Mayor Weissman was selected for a position on this Board. It is wrong to have the same person serving
on both an Oversight Committee and the Agency it oversees - the Successor
Agency. Although state law requires the
mayor to appoint one member for the city that formed the redevelopment agency,
the appointee should not be the mayor due to the conflict that exists when the
same person votes both on items as a member of the Successor Agency and then
votes later as a member of its Oversight Committee.
5.
This Board was established to provide an independent and fair oversight
- to monitor and approve actions - of the Successor Agency to the Redevelopment
Agency. Steve Rose is the full time
salaried President of the Culver City Chamber of Commerce. Many, if not all, of the businesses having a
financial interest with the Successor Agency will be members of a Chamber of
Commerce. For those who are members of
Culver City’s Chamber of Commerce, a separate and local Chamber of Commerce
under its national association, Steve Rose will financially benefit from those
Chamber dues paid, some of which goes to his salary and other employee
benefits.
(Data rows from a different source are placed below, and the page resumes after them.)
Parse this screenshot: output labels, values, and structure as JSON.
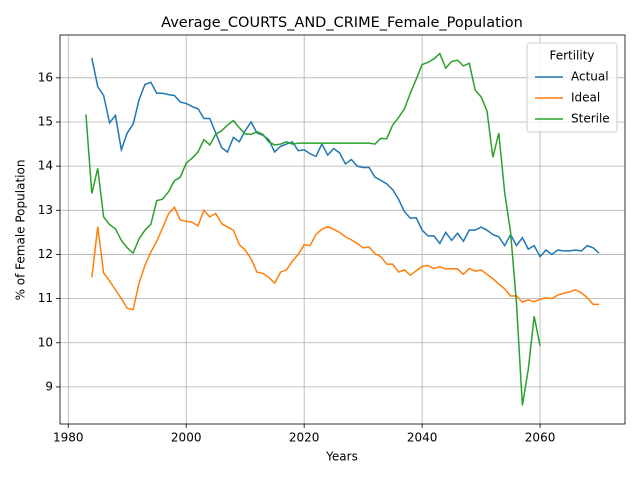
{
  "chart_data": {
    "type": "line",
    "title": "Average_COURTS_AND_CRIME_Female_Population",
    "x_label": "Years",
    "y_label": "% of Female Population",
    "legend_title": "Fertility",
    "legend_position": "upper right",
    "grid": true,
    "x": [
      1983,
      1984,
      1985,
      1986,
      1987,
      1988,
      1989,
      1990,
      1991,
      1992,
      1993,
      1994,
      1995,
      1996,
      1997,
      1998,
      1999,
      2000,
      2001,
      2002,
      2003,
      2004,
      2005,
      2006,
      2007,
      2008,
      2009,
      2010,
      2011,
      2012,
      2013,
      2014,
      2015,
      2016,
      2017,
      2018,
      2019,
      2020,
      2021,
      2022,
      2023,
      2024,
      2025,
      2026,
      2027,
      2028,
      2029,
      2030,
      2031,
      2032,
      2033,
      2034,
      2035,
      2036,
      2037,
      2038,
      2039,
      2040,
      2041,
      2042,
      2043,
      2044,
      2045,
      2046,
      2047,
      2048,
      2049,
      2050,
      2051,
      2052,
      2053,
      2054,
      2055,
      2056,
      2057,
      2058,
      2059,
      2060,
      2061,
      2062,
      2063,
      2064,
      2065,
      2066,
      2067,
      2068,
      2069,
      2070
    ],
    "series": [
      {
        "name": "Actual",
        "color": "#1f77b4",
        "values": [
          null,
          16.45,
          15.8,
          15.6,
          14.98,
          15.15,
          14.37,
          14.75,
          14.95,
          15.5,
          15.85,
          15.9,
          15.65,
          15.65,
          15.62,
          15.6,
          15.45,
          15.42,
          15.35,
          15.3,
          15.08,
          15.08,
          14.75,
          14.42,
          14.32,
          14.65,
          14.55,
          14.8,
          15.0,
          14.75,
          14.7,
          14.6,
          14.32,
          14.45,
          14.5,
          14.55,
          14.35,
          14.37,
          14.28,
          14.22,
          14.5,
          14.25,
          14.4,
          14.3,
          14.05,
          14.15,
          14.0,
          13.97,
          13.97,
          13.75,
          13.68,
          13.6,
          13.47,
          13.25,
          12.97,
          12.82,
          12.83,
          12.55,
          12.42,
          12.42,
          12.25,
          12.5,
          12.32,
          12.48,
          12.3,
          12.55,
          12.55,
          12.62,
          12.55,
          12.45,
          12.4,
          12.2,
          12.45,
          12.2,
          12.38,
          12.12,
          12.2,
          11.95,
          12.1,
          12.0,
          12.1,
          12.08,
          12.08,
          12.1,
          12.08,
          12.2,
          12.15,
          12.03
        ]
      },
      {
        "name": "Ideal",
        "color": "#ff7f0e",
        "values": [
          null,
          11.48,
          12.63,
          11.58,
          11.4,
          11.2,
          11.0,
          10.78,
          10.75,
          11.35,
          11.75,
          12.05,
          12.3,
          12.6,
          12.92,
          13.07,
          12.78,
          12.75,
          12.73,
          12.65,
          13.0,
          12.85,
          12.93,
          12.7,
          12.62,
          12.55,
          12.22,
          12.1,
          11.9,
          11.6,
          11.57,
          11.48,
          11.35,
          11.6,
          11.65,
          11.85,
          12.0,
          12.22,
          12.2,
          12.45,
          12.57,
          12.63,
          12.57,
          12.5,
          12.4,
          12.33,
          12.25,
          12.15,
          12.17,
          12.02,
          11.95,
          11.78,
          11.78,
          11.6,
          11.65,
          11.53,
          11.63,
          11.73,
          11.75,
          11.68,
          11.72,
          11.67,
          11.68,
          11.67,
          11.55,
          11.68,
          11.62,
          11.65,
          11.55,
          11.45,
          11.33,
          11.22,
          11.06,
          11.06,
          10.92,
          10.97,
          10.93,
          10.98,
          11.02,
          11.0,
          11.08,
          11.12,
          11.15,
          11.2,
          11.13,
          11.02,
          10.87,
          10.87
        ]
      },
      {
        "name": "Sterile",
        "color": "#2ca02c",
        "values": [
          15.17,
          13.38,
          13.95,
          12.85,
          12.68,
          12.58,
          12.32,
          12.15,
          12.03,
          12.35,
          12.55,
          12.68,
          13.22,
          13.25,
          13.42,
          13.67,
          13.75,
          14.07,
          14.18,
          14.32,
          14.6,
          14.48,
          14.72,
          14.8,
          14.93,
          15.03,
          14.87,
          14.73,
          14.72,
          14.78,
          14.72,
          14.55,
          14.48,
          14.5,
          14.55,
          14.5,
          14.52,
          14.52,
          14.52,
          14.52,
          14.52,
          14.52,
          14.52,
          14.52,
          14.52,
          14.52,
          14.52,
          14.52,
          14.52,
          14.5,
          14.63,
          14.62,
          14.93,
          15.1,
          15.3,
          15.65,
          15.97,
          16.3,
          16.35,
          16.43,
          16.55,
          16.22,
          16.37,
          16.4,
          16.27,
          16.33,
          15.72,
          15.57,
          15.25,
          14.2,
          14.75,
          13.4,
          12.5,
          10.9,
          8.58,
          9.4,
          10.6,
          9.93,
          null,
          null,
          null,
          null,
          null,
          null,
          null,
          null,
          null,
          null
        ]
      }
    ],
    "xlim": [
      1978.6,
      2074.4
    ],
    "xticks": [
      1980,
      2000,
      2020,
      2040,
      2060
    ],
    "ylim": [
      8.16,
      16.97
    ],
    "yticks": [
      9,
      10,
      11,
      12,
      13,
      14,
      15,
      16
    ]
  }
}
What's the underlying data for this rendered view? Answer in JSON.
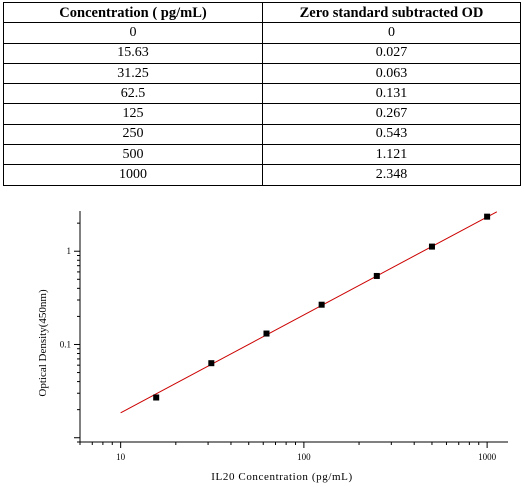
{
  "table": {
    "headers": [
      "Concentration ( pg/mL)",
      "Zero standard subtracted OD"
    ],
    "rows": [
      [
        "0",
        "0"
      ],
      [
        "15.63",
        "0.027"
      ],
      [
        "31.25",
        "0.063"
      ],
      [
        "62.5",
        "0.131"
      ],
      [
        "125",
        "0.267"
      ],
      [
        "250",
        "0.543"
      ],
      [
        "500",
        "1.121"
      ],
      [
        "1000",
        "2.348"
      ]
    ]
  },
  "chart_data": {
    "type": "scatter",
    "xlabel": "IL20 Concentration (pg/mL)",
    "ylabel": "Optical Density(450nm)",
    "xscale": "log",
    "yscale": "log",
    "xlim": [
      6,
      1300
    ],
    "ylim": [
      0.009,
      2.7
    ],
    "xticks": [
      10,
      100,
      1000
    ],
    "yticks": [
      0.1,
      1
    ],
    "xtick_labels": [
      "10",
      "100",
      "1000"
    ],
    "ytick_labels": [
      "0.1",
      "1"
    ],
    "grid": false,
    "series": [
      {
        "x": [
          15.63,
          31.25,
          62.5,
          125,
          250,
          500,
          1000
        ],
        "y": [
          0.027,
          0.063,
          0.131,
          0.267,
          0.543,
          1.121,
          2.348
        ],
        "color": "#000000",
        "marker": "square"
      }
    ],
    "fit_line": {
      "x": [
        10,
        1130
      ],
      "y": [
        0.0185,
        2.65
      ],
      "color": "#cc0000"
    }
  }
}
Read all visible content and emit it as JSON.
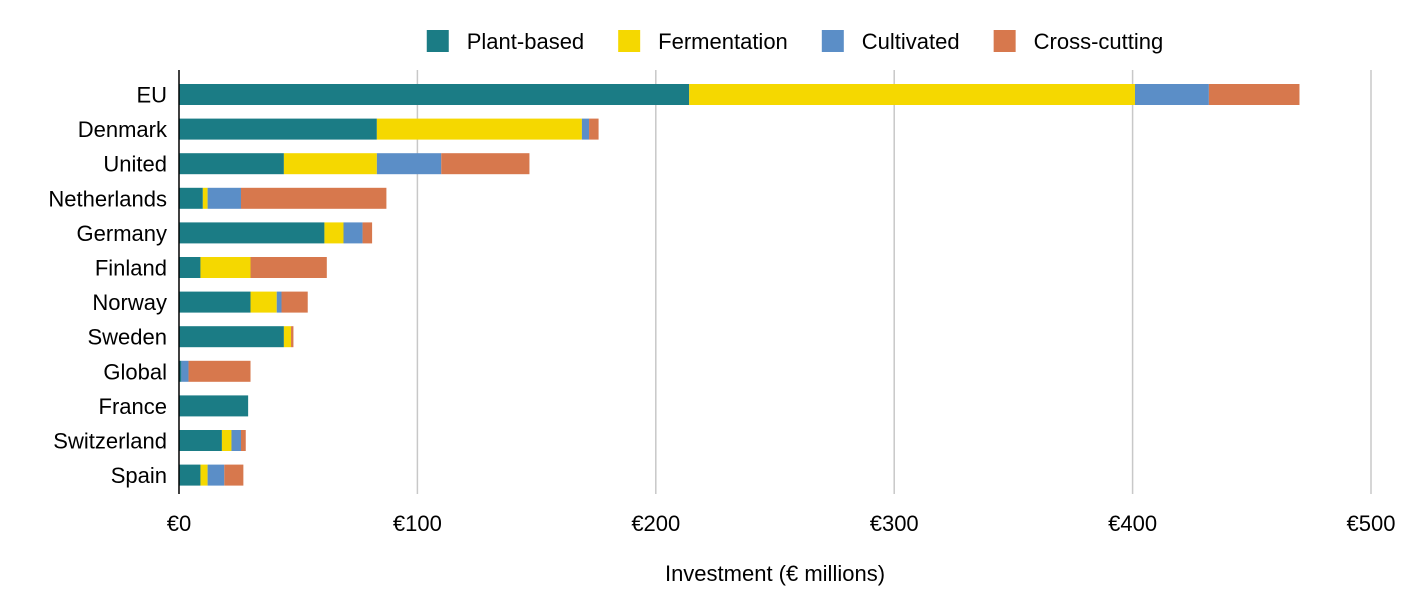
{
  "chart_data": {
    "type": "bar",
    "orientation": "horizontal",
    "stacked": true,
    "title": "",
    "xlabel": "Investment (€ millions)",
    "ylabel": "",
    "xlim": [
      0,
      500
    ],
    "x_ticks": [
      0,
      100,
      200,
      300,
      400,
      500
    ],
    "x_tick_labels": [
      "€0",
      "€100",
      "€200",
      "€300",
      "€400",
      "€500"
    ],
    "grid": "vertical",
    "legend_position": "top",
    "categories": [
      "EU",
      "Denmark",
      "United",
      "Netherlands",
      "Germany",
      "Finland",
      "Norway",
      "Sweden",
      "Global",
      "France",
      "Switzerland",
      "Spain"
    ],
    "series": [
      {
        "name": "Plant-based",
        "color": "#1b7c85",
        "values": [
          214,
          83,
          44,
          10,
          61,
          9,
          30,
          44,
          1,
          29,
          18,
          9
        ]
      },
      {
        "name": "Fermentation",
        "color": "#f5d800",
        "values": [
          187,
          86,
          39,
          2,
          8,
          21,
          11,
          3,
          0,
          0,
          4,
          3
        ]
      },
      {
        "name": "Cultivated",
        "color": "#5b8ec7",
        "values": [
          31,
          3,
          27,
          14,
          8,
          0,
          2,
          0,
          3,
          0,
          4,
          7
        ]
      },
      {
        "name": "Cross-cutting",
        "color": "#d7784d",
        "values": [
          38,
          4,
          37,
          61,
          4,
          32,
          11,
          1,
          26,
          0,
          2,
          8
        ]
      }
    ]
  }
}
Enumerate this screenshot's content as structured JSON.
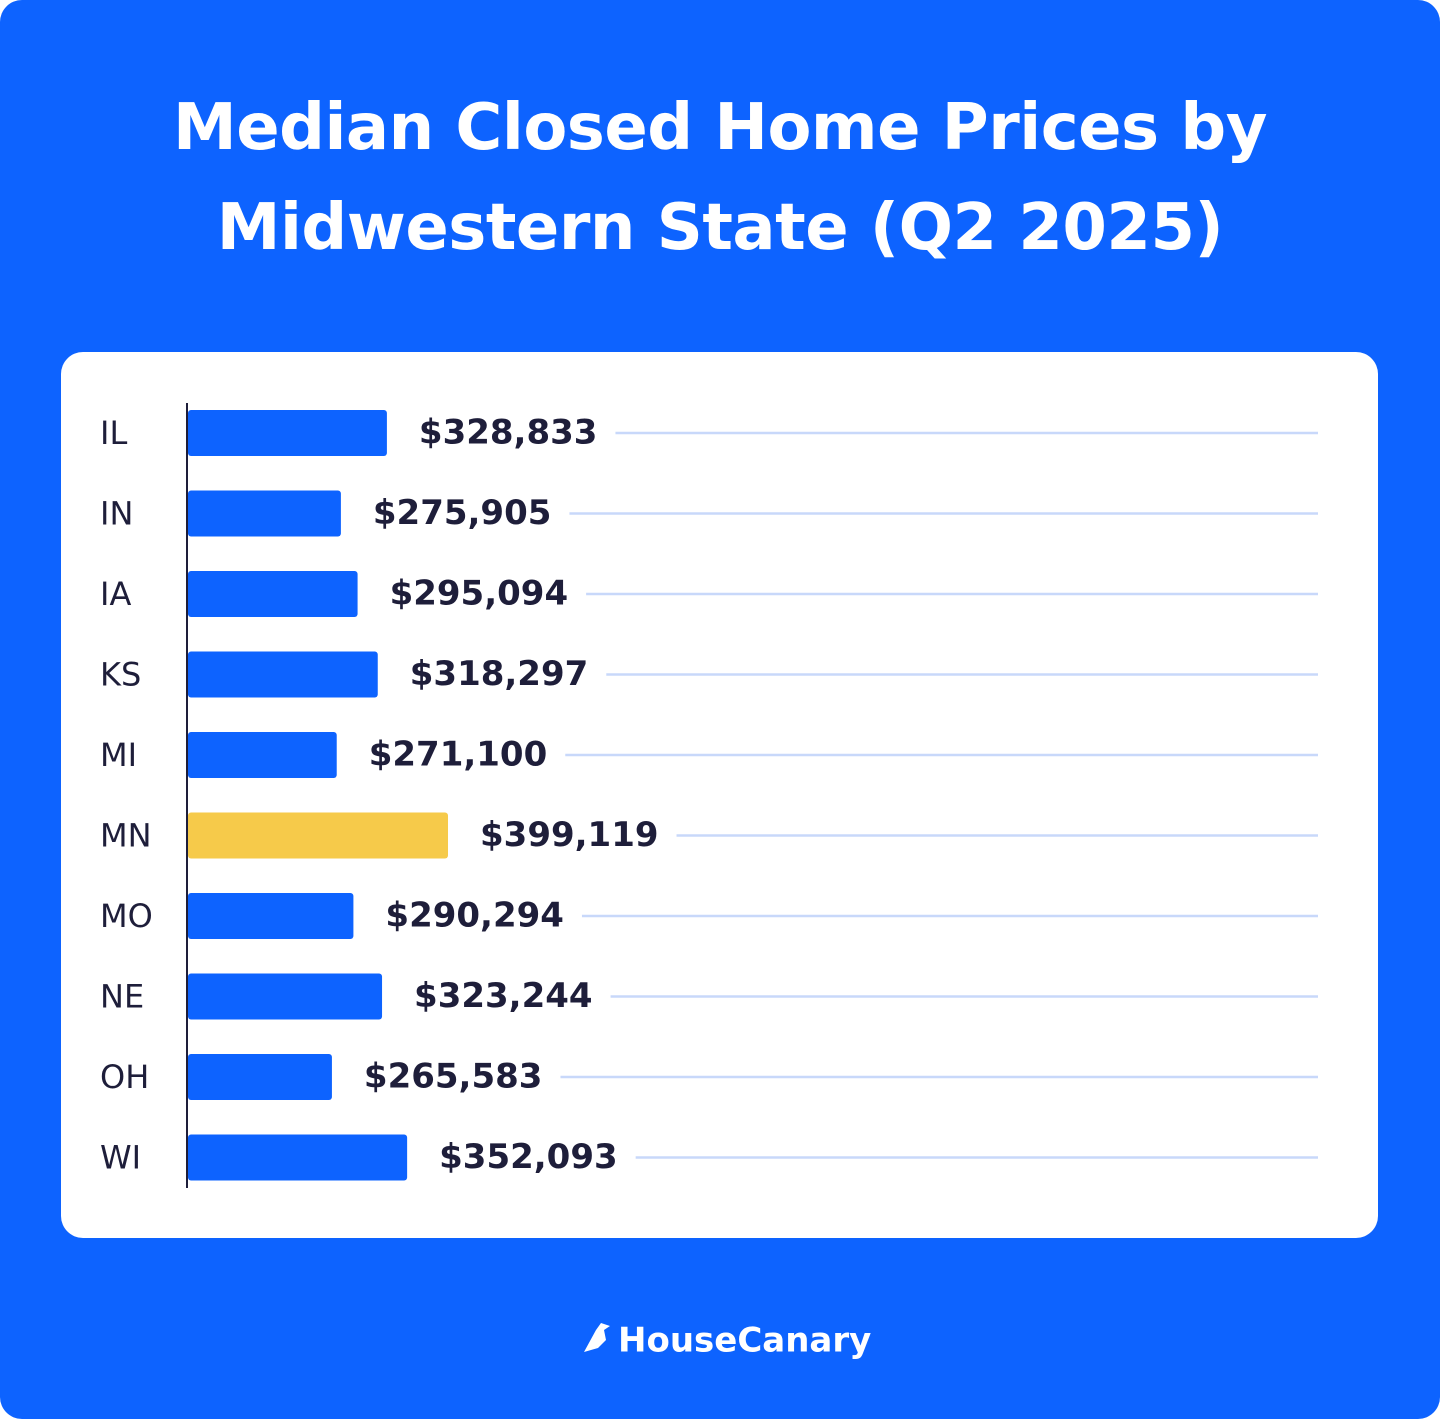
{
  "chart_data": {
    "type": "bar",
    "orientation": "horizontal",
    "title": "Median Closed Home Prices by Midwestern State (Q2 2025)",
    "categories": [
      "IL",
      "IN",
      "IA",
      "KS",
      "MI",
      "MN",
      "MO",
      "NE",
      "OH",
      "WI"
    ],
    "values": [
      328833,
      275905,
      295094,
      318297,
      271100,
      399119,
      290294,
      323244,
      265583,
      352093
    ],
    "value_labels": [
      "$328,833",
      "$275,905",
      "$295,094",
      "$318,297",
      "$271,100",
      "$399,119",
      "$290,294",
      "$323,244",
      "$265,583",
      "$352,093"
    ],
    "colors": [
      "#0d63ff",
      "#0d63ff",
      "#0d63ff",
      "#0d63ff",
      "#0d63ff",
      "#f6ca4a",
      "#0d63ff",
      "#0d63ff",
      "#0d63ff",
      "#0d63ff"
    ],
    "xlim": [
      100000,
      1400000
    ]
  },
  "brand": "HouseCanary"
}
A conflict exists whenever a
public Board member is the President of an organization who benefits from his
vote or who may gain financially.
6.
Do you want to review the webcast of the meeting of the Oversight
Committee? Unlike the City Council,
Housing Authority, Successor Agency, and all City Commissions, you will not
find the Oversight Committee’s webcast on Culver City’s webpage because it was
not televised. Although a duplication of
the audio tape can be ordered, it will not tell us who was speaking nor is it as easy
to follow.
7.
The May 3, 2012 Oversight Committee meeting agenda prepared by City
staff recommended passing 2 six month administrative budgets for the Successor
Agency, as required by state law, in order to have them later reviewed by the
Los Angeles County Auditor-Controller.
The money raised for the budget items will be paid by property
taxes. The proposed yearly budget for 13
part time employees comes to $824,628, including $41,698 for the City Manager
who will be employed at a 15% level and $23,283 for the Assistant City Manager
who will work at 10% rate.
Some members of the public have become
suspicious of the controversial Redevelopment Agencies that sometimes helped
change blighted areas into positive developments for the community, but other
times refused to provide the required affordable housing, developed on land
that was not blighted, gave large financial benefits to developers, and
approved projects that did not benefit the city.
It’s time to let the sunshine in. Publicize the meetings, hold them at night,
thoroughly explain the agenda items, and get rid of all actual and apparent
conflicts by the Oversight Committee members.
Without the public’s trust, no Committee can properly function.
Gary Silbiger is the Co-Editor of the Culver City Progress Blog and the former Mayor of Culver City.